From The Purple Carrot. Not authentic Asian food, but delicious nonetheless. And you can make it at home. Seitan is a vegan protein that blends well with other ingredients. Unlike, say, tofu, seitan will never make your meat-eating guests ask, “What’s this stuff?” in a suspicious tone.
I like Upton’s seitan, available at VeganEssentials Online Store.
This recipe makes enough mu shu seitan for 7 wraps. A small serving would be one wrap; a larger serving would be two wraps. For your nutritional planning, one wrap of mu shu seitan from this recipe has 11 grams of protein (8g from seitan, 3g from tortilla).
3/4 ounce dried shiitake mushrooms (about 10)
7 ounces seitan
1 tablespoon tamari
1 1/2 teaspoons mirin
1 teaspoon sesame oil
12 ounces savoy cabbage
4 ounces carrots (about 2)
1 celery stalk
1-inch chunk of fresh ginger
2 garlic cloves
2 tablespoons vegetable oil
3 tablespoons dry mustard
5 pitted prunes
7 large flour tortillas
salt and pepper
Heat oven (or toaster oven) to 400°F.
Heat 1 1/2 cups water to boiling. Put the mushrooms in a small bowl and pour enough boiling water to cover them by 1 inch, and let sit; reserve the rest of the boiling water. Thinly slice the seitan and put it in a medium bowl. Add the tamari, mirin, and sesame oil. Toss to coat.
Rinse and trim the cabbage and carrots. Peel the carrots. Shred the cabbage and grate the carrots either by hand or in a food processor. Rinse, trim, and thinly slice the celery. Peel the ginger and chop it with the garlic.
Put 5 teaspoons of vegetable oil in a large skillet over medium heat. When it’s hot, add the ginger and garlic and cook until they’re fragrant, about 1 minute. Add the cabbage, carrots, celery, and 2 tablespoons of the mushroom-soaking water to the pan. Cook, tossing and adding more mushroom water 1 tablespoon at a time as necessary to prevent sticking, until the celery and cabbage begin to soften, 5 to 7 minutes.
Remove the mushrooms from the water and slice the caps thinly; reserve the water.
Whisk together the mustard powder, 3 tablespoons boiling water, and 1 1/2 teaspoons of vegetable oil in a small bowl. Taste and adjust the seasoning with salt.
Rinse, trim, and chop the scallions. Chop the prunes.
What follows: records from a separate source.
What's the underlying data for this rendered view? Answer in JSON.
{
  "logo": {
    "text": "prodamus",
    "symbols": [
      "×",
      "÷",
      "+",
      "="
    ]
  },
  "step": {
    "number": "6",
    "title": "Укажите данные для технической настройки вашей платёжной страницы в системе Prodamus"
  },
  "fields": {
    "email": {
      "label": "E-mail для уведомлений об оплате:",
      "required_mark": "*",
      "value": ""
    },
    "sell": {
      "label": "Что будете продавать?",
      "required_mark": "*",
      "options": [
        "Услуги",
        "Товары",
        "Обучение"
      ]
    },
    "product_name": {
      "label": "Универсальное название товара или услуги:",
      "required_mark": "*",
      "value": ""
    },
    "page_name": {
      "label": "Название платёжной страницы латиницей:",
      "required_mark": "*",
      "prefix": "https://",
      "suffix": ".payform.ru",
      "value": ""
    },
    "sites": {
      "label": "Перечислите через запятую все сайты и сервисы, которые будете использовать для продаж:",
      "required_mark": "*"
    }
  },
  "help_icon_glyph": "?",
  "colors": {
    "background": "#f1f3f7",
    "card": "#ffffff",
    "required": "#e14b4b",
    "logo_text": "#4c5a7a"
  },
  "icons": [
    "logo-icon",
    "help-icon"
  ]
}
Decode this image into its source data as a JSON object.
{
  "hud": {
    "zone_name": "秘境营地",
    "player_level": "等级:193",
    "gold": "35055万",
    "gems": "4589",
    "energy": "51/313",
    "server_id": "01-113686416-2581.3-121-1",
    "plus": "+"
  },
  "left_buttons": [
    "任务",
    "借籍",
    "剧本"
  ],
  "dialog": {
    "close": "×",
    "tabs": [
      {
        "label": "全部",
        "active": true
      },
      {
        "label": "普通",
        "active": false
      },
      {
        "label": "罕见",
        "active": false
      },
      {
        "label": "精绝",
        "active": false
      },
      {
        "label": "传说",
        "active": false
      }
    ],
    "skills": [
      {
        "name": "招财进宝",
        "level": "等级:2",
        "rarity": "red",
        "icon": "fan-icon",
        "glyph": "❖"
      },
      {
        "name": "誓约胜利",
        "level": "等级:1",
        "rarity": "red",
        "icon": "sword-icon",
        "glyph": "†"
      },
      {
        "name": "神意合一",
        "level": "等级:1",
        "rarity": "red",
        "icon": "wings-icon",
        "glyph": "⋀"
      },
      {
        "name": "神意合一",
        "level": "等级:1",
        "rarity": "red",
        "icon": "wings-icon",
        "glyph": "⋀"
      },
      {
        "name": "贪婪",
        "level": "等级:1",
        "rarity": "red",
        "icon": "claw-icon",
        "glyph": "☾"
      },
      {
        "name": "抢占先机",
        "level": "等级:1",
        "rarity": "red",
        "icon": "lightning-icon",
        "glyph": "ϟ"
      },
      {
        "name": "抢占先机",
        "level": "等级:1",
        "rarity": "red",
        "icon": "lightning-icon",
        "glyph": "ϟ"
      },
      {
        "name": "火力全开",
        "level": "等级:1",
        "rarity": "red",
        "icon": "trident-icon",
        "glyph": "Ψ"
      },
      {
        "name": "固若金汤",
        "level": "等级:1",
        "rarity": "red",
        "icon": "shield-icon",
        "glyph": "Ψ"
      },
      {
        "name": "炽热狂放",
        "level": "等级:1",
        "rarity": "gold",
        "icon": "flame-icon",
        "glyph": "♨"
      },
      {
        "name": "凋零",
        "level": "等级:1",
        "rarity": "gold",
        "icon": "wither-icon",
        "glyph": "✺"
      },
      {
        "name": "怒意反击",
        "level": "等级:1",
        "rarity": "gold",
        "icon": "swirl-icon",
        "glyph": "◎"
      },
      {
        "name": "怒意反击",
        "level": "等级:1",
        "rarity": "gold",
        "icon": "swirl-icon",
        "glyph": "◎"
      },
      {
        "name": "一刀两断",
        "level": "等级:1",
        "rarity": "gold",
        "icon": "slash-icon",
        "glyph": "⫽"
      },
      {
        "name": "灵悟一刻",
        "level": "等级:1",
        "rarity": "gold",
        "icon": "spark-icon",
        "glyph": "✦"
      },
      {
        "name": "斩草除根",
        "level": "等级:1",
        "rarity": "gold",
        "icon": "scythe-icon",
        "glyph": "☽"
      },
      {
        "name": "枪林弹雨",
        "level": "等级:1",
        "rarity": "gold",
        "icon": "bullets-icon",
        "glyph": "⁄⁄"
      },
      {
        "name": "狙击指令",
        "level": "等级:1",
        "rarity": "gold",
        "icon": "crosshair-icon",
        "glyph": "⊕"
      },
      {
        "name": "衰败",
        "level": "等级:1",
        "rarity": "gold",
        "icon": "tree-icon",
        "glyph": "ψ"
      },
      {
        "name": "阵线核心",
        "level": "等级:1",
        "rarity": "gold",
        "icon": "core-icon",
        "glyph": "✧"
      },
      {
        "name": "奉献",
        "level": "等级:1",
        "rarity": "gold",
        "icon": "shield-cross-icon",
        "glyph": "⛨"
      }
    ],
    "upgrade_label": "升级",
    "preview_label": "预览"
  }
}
Wrap the tortillas in foil and heat in a 400°F oven for 5 to 10 minutes until they’re warm.
Add the sliced mushrooms. seitan, and marinade to the skillet along with 1/4 cup of the reserved mushroom-soaking water. Cook, stirring frequently until most of the liquid has evaporated, 8 to 10 minutes. Taste and adjust the seasoning.
To serve, heap the mu shu on a platter and pass the tortillas, scallions, prunes, and hot mustard sauce on the side. To eat, spread a little mustard sauce (the mustard sauce has more heat than you think–use it with caution) on a tortilla, fill it with mu shu, sprinkle with scallions and prunes, and fold or roll to enclose the filling.
You can also serve hoisin sauce as a topping, though Purple Carrot derides it as “ketchup-like”. The diced prunes are unexpectedly delicious and certainly healthier than hoisin sauce, which has 10g of sugar per tablespoon.